Everything just barely fits inside the enclosure, especially when there also had to be space for switches, plugs and mounting hardware to put the enclosure together with lid and all.

The first test in a pitch dark night, it is like having your own sun!

5th March 2020

In this video the lux value is measured to 25000 at 1 square meter which corresponds to the given lumen value for the LED COBs.

The 36VDC power supply ripple is examined, the 50 Hz ripple is limited to around 1VDC and the high frequency 20-45 kHz switching noise is no apparent problem.

There is some flicker in the background when recording at 1000 and 4000 FPS, but once it gets up to 8000 and 20000 FPS, there is not enough light to even get the subject properly lit up.

Conclusion

The server power supplies provide a stable low noise voltage and the LED COBs regulate their current right about their specified consumption of 1.5A. The voltage should properly be adjusted down a bit to ensure that it always stay below 1.5A but that will also result in weakened light output.
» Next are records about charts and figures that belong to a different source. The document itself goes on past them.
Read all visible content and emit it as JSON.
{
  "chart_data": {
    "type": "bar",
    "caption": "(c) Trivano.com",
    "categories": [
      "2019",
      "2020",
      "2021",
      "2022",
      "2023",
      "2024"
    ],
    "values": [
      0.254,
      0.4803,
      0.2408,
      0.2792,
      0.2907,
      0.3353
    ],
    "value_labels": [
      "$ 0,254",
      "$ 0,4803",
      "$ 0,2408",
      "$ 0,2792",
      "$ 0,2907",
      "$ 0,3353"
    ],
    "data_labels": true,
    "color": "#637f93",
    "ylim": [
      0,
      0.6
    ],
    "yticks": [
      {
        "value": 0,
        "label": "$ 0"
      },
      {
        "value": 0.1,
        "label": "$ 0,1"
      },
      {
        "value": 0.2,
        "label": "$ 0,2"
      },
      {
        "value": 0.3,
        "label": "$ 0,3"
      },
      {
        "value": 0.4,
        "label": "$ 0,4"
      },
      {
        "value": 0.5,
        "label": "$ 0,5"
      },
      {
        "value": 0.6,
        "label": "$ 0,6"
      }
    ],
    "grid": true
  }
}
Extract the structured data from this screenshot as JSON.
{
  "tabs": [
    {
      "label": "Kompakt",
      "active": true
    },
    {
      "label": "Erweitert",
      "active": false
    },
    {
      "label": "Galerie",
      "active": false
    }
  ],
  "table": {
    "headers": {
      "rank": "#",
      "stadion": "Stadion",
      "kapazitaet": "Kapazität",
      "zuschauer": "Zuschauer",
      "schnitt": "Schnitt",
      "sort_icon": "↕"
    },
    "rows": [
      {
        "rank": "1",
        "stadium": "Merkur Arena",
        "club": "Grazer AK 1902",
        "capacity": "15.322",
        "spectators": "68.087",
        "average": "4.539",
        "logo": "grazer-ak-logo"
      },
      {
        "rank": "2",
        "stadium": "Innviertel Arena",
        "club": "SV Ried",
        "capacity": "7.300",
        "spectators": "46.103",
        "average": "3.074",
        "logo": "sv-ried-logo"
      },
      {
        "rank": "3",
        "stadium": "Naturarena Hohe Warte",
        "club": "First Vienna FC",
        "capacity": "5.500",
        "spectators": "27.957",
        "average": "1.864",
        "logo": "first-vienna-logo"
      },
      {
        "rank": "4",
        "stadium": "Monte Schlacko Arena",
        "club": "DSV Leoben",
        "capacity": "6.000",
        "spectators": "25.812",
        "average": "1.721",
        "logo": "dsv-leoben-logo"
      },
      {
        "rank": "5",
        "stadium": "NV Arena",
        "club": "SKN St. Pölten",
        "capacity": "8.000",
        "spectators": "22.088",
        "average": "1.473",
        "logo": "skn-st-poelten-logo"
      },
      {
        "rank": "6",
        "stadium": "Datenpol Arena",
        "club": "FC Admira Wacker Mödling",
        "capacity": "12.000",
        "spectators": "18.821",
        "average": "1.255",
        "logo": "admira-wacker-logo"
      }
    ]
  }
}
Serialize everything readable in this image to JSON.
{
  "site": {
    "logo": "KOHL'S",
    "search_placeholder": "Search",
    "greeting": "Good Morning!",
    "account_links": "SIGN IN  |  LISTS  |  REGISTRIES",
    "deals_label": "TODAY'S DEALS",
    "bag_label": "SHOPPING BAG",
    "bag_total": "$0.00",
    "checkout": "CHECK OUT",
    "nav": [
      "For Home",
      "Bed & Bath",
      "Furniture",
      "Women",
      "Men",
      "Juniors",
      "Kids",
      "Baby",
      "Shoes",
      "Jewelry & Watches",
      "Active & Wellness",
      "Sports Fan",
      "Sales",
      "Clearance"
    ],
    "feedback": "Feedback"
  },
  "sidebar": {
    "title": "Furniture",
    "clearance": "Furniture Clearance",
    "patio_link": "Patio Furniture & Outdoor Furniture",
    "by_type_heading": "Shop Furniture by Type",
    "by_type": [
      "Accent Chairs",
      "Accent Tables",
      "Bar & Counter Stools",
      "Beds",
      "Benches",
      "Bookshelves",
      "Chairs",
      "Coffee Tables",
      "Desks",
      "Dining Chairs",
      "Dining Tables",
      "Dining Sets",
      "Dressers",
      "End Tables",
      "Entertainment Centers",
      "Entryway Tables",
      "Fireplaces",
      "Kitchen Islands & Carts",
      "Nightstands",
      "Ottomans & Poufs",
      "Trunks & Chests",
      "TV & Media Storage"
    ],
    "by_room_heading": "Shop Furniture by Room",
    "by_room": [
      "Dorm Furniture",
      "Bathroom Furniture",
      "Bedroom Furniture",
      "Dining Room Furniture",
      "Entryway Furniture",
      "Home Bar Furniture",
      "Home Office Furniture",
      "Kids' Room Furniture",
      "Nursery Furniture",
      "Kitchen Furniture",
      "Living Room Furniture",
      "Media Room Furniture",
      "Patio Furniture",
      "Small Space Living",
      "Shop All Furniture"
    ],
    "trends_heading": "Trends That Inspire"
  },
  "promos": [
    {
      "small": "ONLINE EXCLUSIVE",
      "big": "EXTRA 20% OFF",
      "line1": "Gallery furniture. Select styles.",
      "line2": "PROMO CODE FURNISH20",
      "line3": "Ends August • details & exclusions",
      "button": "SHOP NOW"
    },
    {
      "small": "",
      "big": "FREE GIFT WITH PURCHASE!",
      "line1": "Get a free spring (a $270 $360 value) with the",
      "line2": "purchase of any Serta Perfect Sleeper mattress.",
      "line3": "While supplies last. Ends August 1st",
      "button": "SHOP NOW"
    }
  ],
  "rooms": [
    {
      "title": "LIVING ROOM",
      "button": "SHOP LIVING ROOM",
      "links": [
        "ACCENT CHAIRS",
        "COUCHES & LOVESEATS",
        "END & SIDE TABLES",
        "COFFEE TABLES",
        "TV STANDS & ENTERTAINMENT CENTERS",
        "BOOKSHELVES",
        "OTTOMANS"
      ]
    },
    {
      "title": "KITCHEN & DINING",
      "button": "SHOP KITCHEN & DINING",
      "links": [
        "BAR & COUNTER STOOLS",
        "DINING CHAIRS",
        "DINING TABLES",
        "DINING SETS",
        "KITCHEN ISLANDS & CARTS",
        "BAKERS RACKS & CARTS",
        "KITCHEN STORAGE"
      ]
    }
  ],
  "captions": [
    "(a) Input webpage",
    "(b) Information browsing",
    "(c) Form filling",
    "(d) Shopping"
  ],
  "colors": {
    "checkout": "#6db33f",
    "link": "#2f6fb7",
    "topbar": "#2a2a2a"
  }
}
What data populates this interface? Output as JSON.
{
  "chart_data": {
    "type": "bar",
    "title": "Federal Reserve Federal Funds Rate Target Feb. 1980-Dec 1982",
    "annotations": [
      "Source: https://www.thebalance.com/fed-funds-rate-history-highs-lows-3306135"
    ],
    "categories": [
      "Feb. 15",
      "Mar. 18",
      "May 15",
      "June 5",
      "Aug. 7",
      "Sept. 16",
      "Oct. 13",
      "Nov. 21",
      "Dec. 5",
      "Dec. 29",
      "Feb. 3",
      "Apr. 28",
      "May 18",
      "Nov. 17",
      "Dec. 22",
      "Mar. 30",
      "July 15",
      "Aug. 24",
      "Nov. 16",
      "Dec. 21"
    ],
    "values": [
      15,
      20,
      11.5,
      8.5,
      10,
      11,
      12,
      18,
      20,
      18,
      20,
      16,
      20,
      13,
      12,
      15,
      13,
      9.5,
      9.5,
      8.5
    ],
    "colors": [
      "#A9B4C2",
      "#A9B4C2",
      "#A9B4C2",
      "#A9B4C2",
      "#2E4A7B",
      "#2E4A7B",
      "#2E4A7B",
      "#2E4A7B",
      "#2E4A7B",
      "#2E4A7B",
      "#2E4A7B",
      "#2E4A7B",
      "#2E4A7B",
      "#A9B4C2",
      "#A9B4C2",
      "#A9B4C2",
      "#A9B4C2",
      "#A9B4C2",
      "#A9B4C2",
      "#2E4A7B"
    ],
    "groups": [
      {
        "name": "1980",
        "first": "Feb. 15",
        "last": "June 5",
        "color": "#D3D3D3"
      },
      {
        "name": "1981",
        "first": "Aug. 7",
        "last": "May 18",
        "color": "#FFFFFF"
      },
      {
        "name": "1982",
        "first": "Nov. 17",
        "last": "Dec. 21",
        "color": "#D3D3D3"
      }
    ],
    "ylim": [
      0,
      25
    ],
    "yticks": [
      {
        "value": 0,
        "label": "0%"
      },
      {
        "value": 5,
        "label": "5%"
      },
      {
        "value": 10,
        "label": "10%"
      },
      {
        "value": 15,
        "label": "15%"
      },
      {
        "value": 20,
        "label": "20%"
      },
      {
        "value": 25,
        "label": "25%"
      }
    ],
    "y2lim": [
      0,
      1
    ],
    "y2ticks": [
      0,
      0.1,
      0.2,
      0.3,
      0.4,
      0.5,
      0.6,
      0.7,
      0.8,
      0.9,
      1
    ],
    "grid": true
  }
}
The light intensity is good enough to film objects up to 20000 FPS at a close distance of up to 1 meter. Background surfaces do begin to get some flicker at 1000 and 4000 FPS, whereas the light source seems too weak to have this problem at higher frame rates.

Further improvements would be to add individuel fuses to each LED COB or even better to change to a constant-current power supply in order to prolong the expected life time of the LED COBs.